Taken together, previous research suggests that stressors likely precipitate first onsets, and stress generation processes thereafter work to maintain chronically higher levels of dependent stress in previously depressed individuals. Moreover, the stress sensitization model would suggest that these higher rates of dependent stress would in turn lead to higher rates of depressive symptoms following first onset. Thus, both stress generation and sensitization processes likely play critical roles in determining the course of major depressive illness.

Methodological Considerations

Several methodological considerations have affected previous research in this area. Critically, most prior studies of stress and depression in youth have relied on cross-sectional or two time point panel designs. Two time point designs do not allow for rigorous study of prospective change in symptoms over time (Curran & Willoughby, 2003). Multi-wave prospective designs, though, allow for more accurate assessment of depressive symptoms that cannot be ascertained as precisely in cross-sectional or two time point designs, which require retrospective recall and can skew prevalence rates. Multi-wave prospective assessments with relatively short (e.g., six months or less) time frames are needed in order to maximize accuracy of diagnostic data (Costello, Erkanli, & Angold, 2006; Moffit et al., 2010). Furthermore, Monroe and Harkness (2011) noted that the median time to recurrence after a first lifetime episode of depression is approximately 12 months. The current study utilized a nine-wave design with follow-ups three months apart to maximize opportunities for examining post-episode fluctuations in symptoms during a time in which an individual is at a particularly high risk for recurrence. This further allowed for within-person comparisons before and after the first onset of depression, increasing power and clarifying the nature of effects.
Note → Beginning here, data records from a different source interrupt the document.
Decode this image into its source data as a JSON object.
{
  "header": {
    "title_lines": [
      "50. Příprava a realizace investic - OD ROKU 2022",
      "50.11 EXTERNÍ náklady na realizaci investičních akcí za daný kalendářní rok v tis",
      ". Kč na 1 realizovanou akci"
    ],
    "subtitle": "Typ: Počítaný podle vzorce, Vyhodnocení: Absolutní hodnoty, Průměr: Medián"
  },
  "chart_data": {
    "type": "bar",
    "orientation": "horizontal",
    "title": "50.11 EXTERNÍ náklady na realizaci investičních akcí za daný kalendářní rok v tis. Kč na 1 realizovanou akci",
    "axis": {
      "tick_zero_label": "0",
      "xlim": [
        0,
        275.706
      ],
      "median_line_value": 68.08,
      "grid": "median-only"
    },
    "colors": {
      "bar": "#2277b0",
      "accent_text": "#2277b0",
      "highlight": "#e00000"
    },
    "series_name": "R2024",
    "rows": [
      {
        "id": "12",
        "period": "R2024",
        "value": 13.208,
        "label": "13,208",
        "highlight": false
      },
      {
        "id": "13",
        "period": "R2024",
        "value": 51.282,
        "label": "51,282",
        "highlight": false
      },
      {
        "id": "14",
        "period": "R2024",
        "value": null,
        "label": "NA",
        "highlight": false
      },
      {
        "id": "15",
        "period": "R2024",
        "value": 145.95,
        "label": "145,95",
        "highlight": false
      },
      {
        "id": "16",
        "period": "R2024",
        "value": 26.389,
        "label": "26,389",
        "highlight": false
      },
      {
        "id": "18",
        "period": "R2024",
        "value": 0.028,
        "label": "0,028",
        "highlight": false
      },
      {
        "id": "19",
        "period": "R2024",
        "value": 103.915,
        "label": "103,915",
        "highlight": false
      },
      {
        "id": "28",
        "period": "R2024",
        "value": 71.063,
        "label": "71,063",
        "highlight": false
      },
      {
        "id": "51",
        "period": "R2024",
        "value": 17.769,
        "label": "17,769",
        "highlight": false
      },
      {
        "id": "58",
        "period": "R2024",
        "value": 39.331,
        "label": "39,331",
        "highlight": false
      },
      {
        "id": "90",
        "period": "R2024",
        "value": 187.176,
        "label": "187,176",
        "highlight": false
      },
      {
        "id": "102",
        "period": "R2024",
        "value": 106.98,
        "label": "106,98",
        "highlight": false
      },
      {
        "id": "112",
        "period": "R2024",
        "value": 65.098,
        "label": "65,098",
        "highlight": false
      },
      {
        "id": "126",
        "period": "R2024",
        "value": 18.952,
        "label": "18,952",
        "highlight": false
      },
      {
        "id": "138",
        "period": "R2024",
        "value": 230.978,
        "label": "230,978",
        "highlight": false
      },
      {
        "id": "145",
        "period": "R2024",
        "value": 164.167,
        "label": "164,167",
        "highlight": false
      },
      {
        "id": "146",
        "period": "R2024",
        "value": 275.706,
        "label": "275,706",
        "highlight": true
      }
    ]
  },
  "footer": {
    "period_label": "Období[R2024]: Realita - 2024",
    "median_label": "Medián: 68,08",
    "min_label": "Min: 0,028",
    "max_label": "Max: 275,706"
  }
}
In addition, we utilized an idiographic, as opposed to nomothetic, approach to examine the relationship between fluctuations in stressors and depressive symptoms (see Abela & Hankin, 2008; Abela, Zuroff, Ho, Adams, & Hankin, 2006). An idiographic perspective predicts that a youth would experience increased depressive symptoms when he or she is experiencing a level of stress that is higher than his or her average, habitual level. Thus, the idiographic approach takes the context of stressor experience into account. An idiographic approach is likely to be particularly important for predicting prospective changes in depressive symptoms post-depressive onset in the context of stress sensitization. In addition to one’s threshold to respond to stress being lowered after a depressive episode, there is heightened reactivity within an individual’s stress response system (Post, 1994), which is most consistent with an idiographic perspective on stress.

The Current Study

The current study sought to understand how stress sensitivity predicts depressive episodes before and after the first onset of depression. Stress generation processes are likely to contribute additional dependent stressors following a depressive onset, which are in turn likely to be particularly depressogenic at that time (Liu & Alloy, 2010). The current study sought to answer these questions by investigating the interaction of history of depression and stressors (both dependent and independent).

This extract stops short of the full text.